Hank Williams is the father of contemporary country music. He was a superstar by the age of 25; he was dead at the age of 29. In those four short years, he established the rules for all the country performers who followed him and, in the process, much of popular music.

So begins the bio of Hank Williams by Stephen Thomas Erlewine at allmusic.com and it is plain fact. We'll cover a number of his classic country tunes as part of the Community Guitar program, but none are better suited to a good jam than this one. There seems to be wide agreement that the melody for this song is lifted largely from another sung in Cajun French called Grand Texas. So by way of appetizer, here's a clip of Jambalaya's precurser as performed by Cajun fiddler Chuck Guillory (from his album Grand Texas on Arhoolie)
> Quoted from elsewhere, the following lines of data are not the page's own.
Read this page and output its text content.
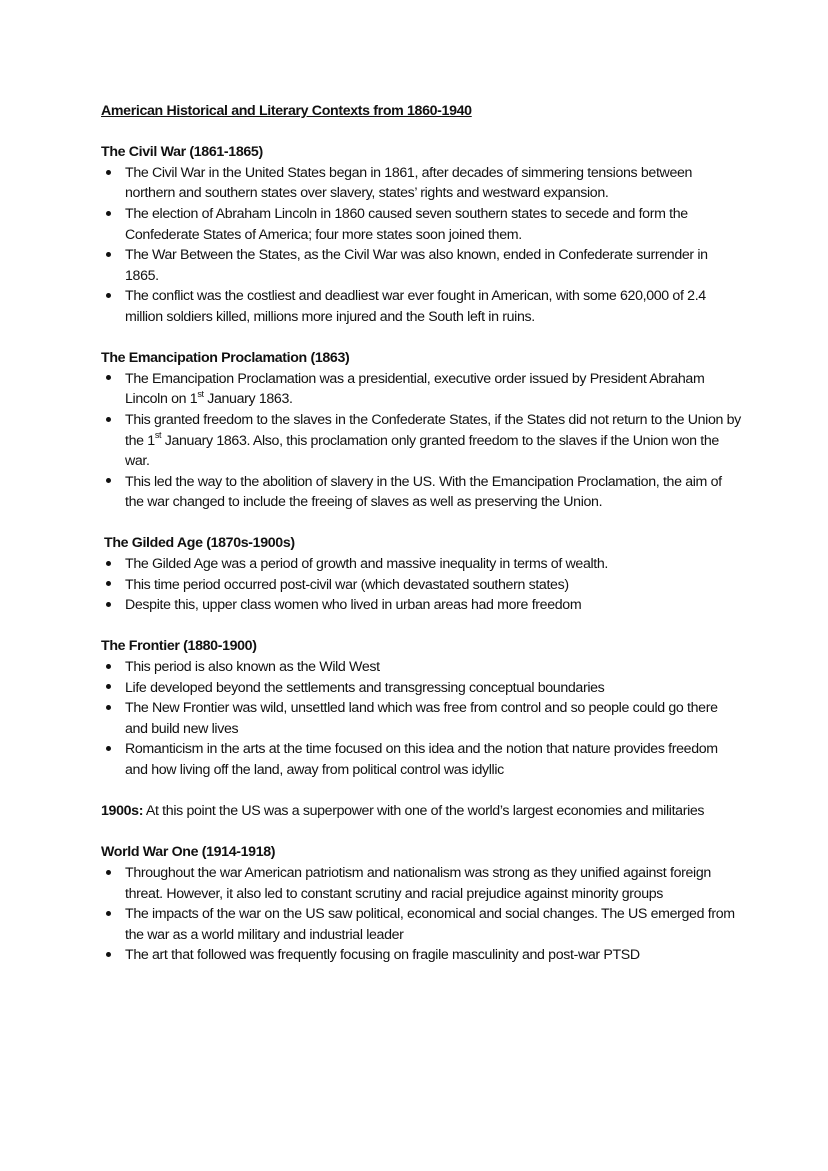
American Historical and Literary Contexts from 1860-1940
The Civil War (1861-1865)
The Civil War in the United States began in 1861, after decades of simmering tensions between northern and southern states over slavery, states’ rights and westward expansion.
The election of Abraham Lincoln in 1860 caused seven southern states to secede and form the Confederate States of America; four more states soon joined them.
The War Between the States, as the Civil War was also known, ended in Confederate surrender in 1865.
The conflict was the costliest and deadliest war ever fought in American, with some 620,000 of 2.4 million soldiers killed, millions more injured and the South left in ruins.
The Emancipation Proclamation (1863)
The Emancipation Proclamation was a presidential, executive order issued by President Abraham Lincoln on 1st January 1863.
This granted freedom to the slaves in the Confederate States, if the States did not return to the Union by the 1st January 1863. Also, this proclamation only granted freedom to the slaves if the Union won the war.
This led the way to the abolition of slavery in the US. With the Emancipation Proclamation, the aim of the war changed to include the freeing of slaves as well as preserving the Union.
The Gilded Age (1870s-1900s)
The Gilded Age was a period of growth and massive inequality in terms of wealth.
This time period occurred post-civil war (which devastated southern states)
Despite this, upper class women who lived in urban areas had more freedom
The Frontier (1880-1900)
This period is also known as the Wild West
Life developed beyond the settlements and transgressing conceptual boundaries
The New Frontier was wild, unsettled land which was free from control and so people could go there and build new lives
Romanticism in the arts at the time focused on this idea and the notion that nature provides freedom and how living off the land, away from political control was idyllic
1900s: At this point the US was a superpower with one of the world’s largest economies and militaries
World War One (1914-1918)
Throughout the war American patriotism and nationalism was strong as they unified against foreign threat. However, it also led to constant scrutiny and racial prejudice against minority groups
The impacts of the war on the US saw political, economical and social changes. The US emerged from the war as a world military and industrial leader
The art that followed was frequently focusing on fragile masculinity and post-war PTSD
Audio Clip: Grand Texas performed by Chuck Guillory


Some say Williams wrote the words himself and that they harken back to his days as a regular on the Louisianna Hayride. According to one Wikipedia essay, during this time "he spent much of his off time in the community of Carlyss Louisiana, located about ten miles south of Sulphur on Louisiana State Highway 27, in a bar belonging to Yvonne Little." Hence, my Yvonne the sweetest one me-oh-my-oh.

Others say he co-authored the lyrics, while still others claim he bought the song flat-out from the original author. If he did buy it, he made a great purchase. Released in 1952, it was performed by Williams and reached #1 on the U.S. country charts. It remains one of his most popular songs today. Here's Hank Sr. himself having big fun with it:

Audio Clip: Hank Williams Sr. performing Jambalaya


The song has been recorded by countless artists since then in a wide variety of styles. Even a casual search of Jambalaya covers leads not only to decades of country performances but R&B, Rock, Latin, Jazz, Cajun, Children's Music and Easy Listening versions as well. Here's a folky take on it by a then-unknown singer-songwriter named Lucinda Williams. It's from her 1979 debut album Ramblin' on Smithsonian/Folkways. We've included the guitar solo for those of you who would like to try your hands at it. Give it a listen and, if you'd like, a try:

Audio Clip: Lucinda Williams on Jambalaya

Not surprisingly, the song has been popular among Louisianna musicians of all sorts including Fats Domino, Professor Longhair and the artist featured in this Zydeco version, Rockin' Dopsie Jr. (shown to the left playing washboard).